En 1784, son sexennat terminé, sœur Saint-Ignace devint maîtresse des novices et, quatre ans plus tard, seconde maîtresse ; puis elle fut réélue supérieure en 1790. Pendant son second supériorat, elle éprouva des inquiétudes bien légitimes au sujet des affaires de la congrégation en France. C’était la révolution et le procureur de la communauté, Jean-Louis Maury, n’avait pas donné de nouvelles depuis le 25 février 1789. La communauté se trouvait ainsi privée de ses rentes annuelles qui constituaient ses principaux revenus. Apprenant la spoliation des biens du clergé et des communautés religieuses de France, sœur Saint-Ignace s’inquiétait à bon droit de l’avenir des biens de la congrégation en France, sans désespérer cependant de voir traiter les biens du Canada comme ceux des autres pays étrangers, la colonie n’étant plus sous la puissance française depuis de nombreuses années. Dans une lettre datée du 11 mars 1791, qui devait être sa dernière à la communauté jusqu’en 1802, le procureur expliquait qu’il ne pouvait plus acquitter les lettres de change comme auparavant parce qu’il n’était plus sûr de pouvoir toucher l’argent qu’il avancerait. Il se faisait aussi peu rassurant sur l’avenir des biens des communautés canadiennes en France.

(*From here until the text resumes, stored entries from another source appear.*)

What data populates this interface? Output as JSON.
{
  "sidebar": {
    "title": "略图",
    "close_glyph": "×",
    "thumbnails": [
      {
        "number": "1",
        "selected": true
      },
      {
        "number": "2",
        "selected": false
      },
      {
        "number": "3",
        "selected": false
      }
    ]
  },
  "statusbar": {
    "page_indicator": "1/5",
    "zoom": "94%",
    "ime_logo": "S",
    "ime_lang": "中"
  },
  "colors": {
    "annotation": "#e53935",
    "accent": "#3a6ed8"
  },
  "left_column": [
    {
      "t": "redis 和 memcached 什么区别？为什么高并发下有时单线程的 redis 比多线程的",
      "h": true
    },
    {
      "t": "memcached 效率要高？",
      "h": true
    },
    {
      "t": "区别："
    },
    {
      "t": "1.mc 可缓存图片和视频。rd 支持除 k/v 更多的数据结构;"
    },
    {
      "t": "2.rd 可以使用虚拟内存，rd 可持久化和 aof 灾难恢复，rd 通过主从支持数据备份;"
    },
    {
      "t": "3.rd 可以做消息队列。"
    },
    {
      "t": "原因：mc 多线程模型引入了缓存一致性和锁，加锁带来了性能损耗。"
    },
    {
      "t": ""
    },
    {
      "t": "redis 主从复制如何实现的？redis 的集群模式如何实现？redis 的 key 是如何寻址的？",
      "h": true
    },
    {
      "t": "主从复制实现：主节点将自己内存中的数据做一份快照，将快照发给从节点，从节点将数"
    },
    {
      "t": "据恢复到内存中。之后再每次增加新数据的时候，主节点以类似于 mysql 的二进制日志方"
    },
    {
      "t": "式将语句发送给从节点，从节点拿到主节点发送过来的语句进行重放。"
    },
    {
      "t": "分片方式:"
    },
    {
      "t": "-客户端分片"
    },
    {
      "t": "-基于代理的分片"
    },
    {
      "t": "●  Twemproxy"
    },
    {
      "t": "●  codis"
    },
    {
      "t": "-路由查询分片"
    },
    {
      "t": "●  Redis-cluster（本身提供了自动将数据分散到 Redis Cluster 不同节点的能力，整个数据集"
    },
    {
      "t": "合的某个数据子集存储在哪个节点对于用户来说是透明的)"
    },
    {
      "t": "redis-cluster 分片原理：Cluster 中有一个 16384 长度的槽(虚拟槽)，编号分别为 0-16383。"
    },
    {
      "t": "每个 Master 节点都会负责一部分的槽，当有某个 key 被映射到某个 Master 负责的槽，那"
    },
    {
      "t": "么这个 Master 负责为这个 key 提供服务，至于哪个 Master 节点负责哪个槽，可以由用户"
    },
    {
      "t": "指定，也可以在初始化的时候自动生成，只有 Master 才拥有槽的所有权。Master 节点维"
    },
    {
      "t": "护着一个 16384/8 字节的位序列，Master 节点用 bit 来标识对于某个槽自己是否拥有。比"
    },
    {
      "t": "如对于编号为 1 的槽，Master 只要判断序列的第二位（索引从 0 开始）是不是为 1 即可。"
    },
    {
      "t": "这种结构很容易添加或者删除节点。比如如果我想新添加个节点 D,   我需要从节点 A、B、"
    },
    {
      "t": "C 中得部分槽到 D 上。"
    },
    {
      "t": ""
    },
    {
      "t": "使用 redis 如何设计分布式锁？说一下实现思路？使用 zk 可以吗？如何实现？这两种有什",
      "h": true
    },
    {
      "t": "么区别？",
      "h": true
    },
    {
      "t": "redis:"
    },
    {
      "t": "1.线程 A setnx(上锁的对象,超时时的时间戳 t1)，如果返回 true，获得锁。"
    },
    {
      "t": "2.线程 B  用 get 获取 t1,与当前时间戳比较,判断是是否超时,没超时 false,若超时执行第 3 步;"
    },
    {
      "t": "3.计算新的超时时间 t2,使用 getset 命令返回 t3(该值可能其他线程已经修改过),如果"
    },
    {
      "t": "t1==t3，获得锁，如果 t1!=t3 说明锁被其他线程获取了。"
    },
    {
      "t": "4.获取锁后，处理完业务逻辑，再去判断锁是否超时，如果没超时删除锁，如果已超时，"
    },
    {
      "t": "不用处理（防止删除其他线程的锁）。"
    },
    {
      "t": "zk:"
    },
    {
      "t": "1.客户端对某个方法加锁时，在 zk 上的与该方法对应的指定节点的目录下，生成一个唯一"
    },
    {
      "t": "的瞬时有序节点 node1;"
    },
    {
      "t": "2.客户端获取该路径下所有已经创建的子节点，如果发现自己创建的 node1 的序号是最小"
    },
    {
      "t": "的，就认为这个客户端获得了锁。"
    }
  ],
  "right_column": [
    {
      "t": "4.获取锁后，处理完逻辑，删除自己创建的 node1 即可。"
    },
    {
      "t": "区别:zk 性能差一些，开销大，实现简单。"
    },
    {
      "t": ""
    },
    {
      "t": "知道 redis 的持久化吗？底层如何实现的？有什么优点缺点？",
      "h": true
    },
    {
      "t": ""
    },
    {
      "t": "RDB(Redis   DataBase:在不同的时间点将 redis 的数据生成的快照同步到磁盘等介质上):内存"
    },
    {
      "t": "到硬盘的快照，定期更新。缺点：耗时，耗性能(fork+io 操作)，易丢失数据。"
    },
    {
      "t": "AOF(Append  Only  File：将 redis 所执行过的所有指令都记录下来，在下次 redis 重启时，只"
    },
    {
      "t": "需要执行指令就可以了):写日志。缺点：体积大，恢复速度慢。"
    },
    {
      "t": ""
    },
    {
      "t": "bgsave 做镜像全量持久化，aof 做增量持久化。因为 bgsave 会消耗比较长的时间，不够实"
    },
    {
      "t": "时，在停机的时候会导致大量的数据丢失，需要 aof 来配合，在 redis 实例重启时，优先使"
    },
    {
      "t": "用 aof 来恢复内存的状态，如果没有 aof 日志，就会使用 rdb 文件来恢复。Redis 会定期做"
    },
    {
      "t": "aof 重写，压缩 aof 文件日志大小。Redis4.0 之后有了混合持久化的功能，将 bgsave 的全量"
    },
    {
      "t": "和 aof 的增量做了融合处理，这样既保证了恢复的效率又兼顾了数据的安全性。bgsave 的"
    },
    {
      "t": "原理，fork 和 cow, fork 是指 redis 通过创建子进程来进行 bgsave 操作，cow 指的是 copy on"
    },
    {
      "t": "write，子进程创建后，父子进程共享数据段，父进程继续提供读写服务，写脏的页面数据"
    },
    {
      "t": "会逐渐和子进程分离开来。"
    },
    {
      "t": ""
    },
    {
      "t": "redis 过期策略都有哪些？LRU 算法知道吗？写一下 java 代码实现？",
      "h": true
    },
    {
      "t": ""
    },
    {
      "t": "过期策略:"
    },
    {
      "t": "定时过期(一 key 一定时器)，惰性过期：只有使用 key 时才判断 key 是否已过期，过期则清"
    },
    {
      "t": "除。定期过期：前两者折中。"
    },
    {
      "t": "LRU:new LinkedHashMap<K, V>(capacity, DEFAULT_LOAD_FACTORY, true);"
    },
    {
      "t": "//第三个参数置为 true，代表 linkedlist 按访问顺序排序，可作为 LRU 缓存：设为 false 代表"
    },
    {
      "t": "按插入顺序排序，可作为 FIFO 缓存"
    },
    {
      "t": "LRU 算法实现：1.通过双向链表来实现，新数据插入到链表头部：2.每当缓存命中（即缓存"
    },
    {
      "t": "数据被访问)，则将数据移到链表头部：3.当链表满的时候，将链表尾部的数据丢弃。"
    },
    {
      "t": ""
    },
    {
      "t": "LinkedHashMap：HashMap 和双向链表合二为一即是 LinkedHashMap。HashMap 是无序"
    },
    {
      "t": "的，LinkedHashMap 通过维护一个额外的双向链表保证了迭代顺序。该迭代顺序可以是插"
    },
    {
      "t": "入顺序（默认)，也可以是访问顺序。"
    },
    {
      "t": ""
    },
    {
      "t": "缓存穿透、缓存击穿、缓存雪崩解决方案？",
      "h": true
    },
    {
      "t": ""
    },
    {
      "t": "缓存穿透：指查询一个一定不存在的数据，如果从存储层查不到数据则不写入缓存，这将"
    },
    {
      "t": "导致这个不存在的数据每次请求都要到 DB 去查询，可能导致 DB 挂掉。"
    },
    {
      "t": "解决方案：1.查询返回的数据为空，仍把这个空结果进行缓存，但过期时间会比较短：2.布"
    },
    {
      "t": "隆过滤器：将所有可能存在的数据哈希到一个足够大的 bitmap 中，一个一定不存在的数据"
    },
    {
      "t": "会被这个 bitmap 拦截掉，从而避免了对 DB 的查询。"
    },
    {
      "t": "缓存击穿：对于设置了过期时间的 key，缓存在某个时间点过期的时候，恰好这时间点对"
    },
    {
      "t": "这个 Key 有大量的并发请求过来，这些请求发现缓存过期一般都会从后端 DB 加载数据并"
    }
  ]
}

Au terme de son second supériorat, en 1796, sœur Saint-Ignace n’avait reçu aucune rente de France et ignorait toujours le sort fait aux biens de la congrégation dans ce pays. On comprend qu’une telle période ait marqué un temps d’arrêt bien net dans l’évolution de la communauté. Aucune mission ne fut alors fondée. Les sœurs se contentèrent de faire les réparations qui s’imposaient, elles haussèrent la pension dans toutes les missions à 7# par mois et un minot de blé, et les demi-pensions à 4# et un demi-minot de blé. Elles vendirent le parc à Baron le 14 mai 1793 et un emplacement au faubourg Québec, dans l’est de Montréal, qui provenait de la dot d’une sœur.
À la suite d’un sexennat pendant lequel l’avenir de la congrégation qu’elle dirigeait avait été ébranlé en même temps que ses assises financières, redevenir maîtresse des novices fut un véritable repos pour sœur Saint-Ignace. Elle assuma cette tâche jusqu’en 1802 puis vécut retirée pendant les neuf dernières années de sa vie.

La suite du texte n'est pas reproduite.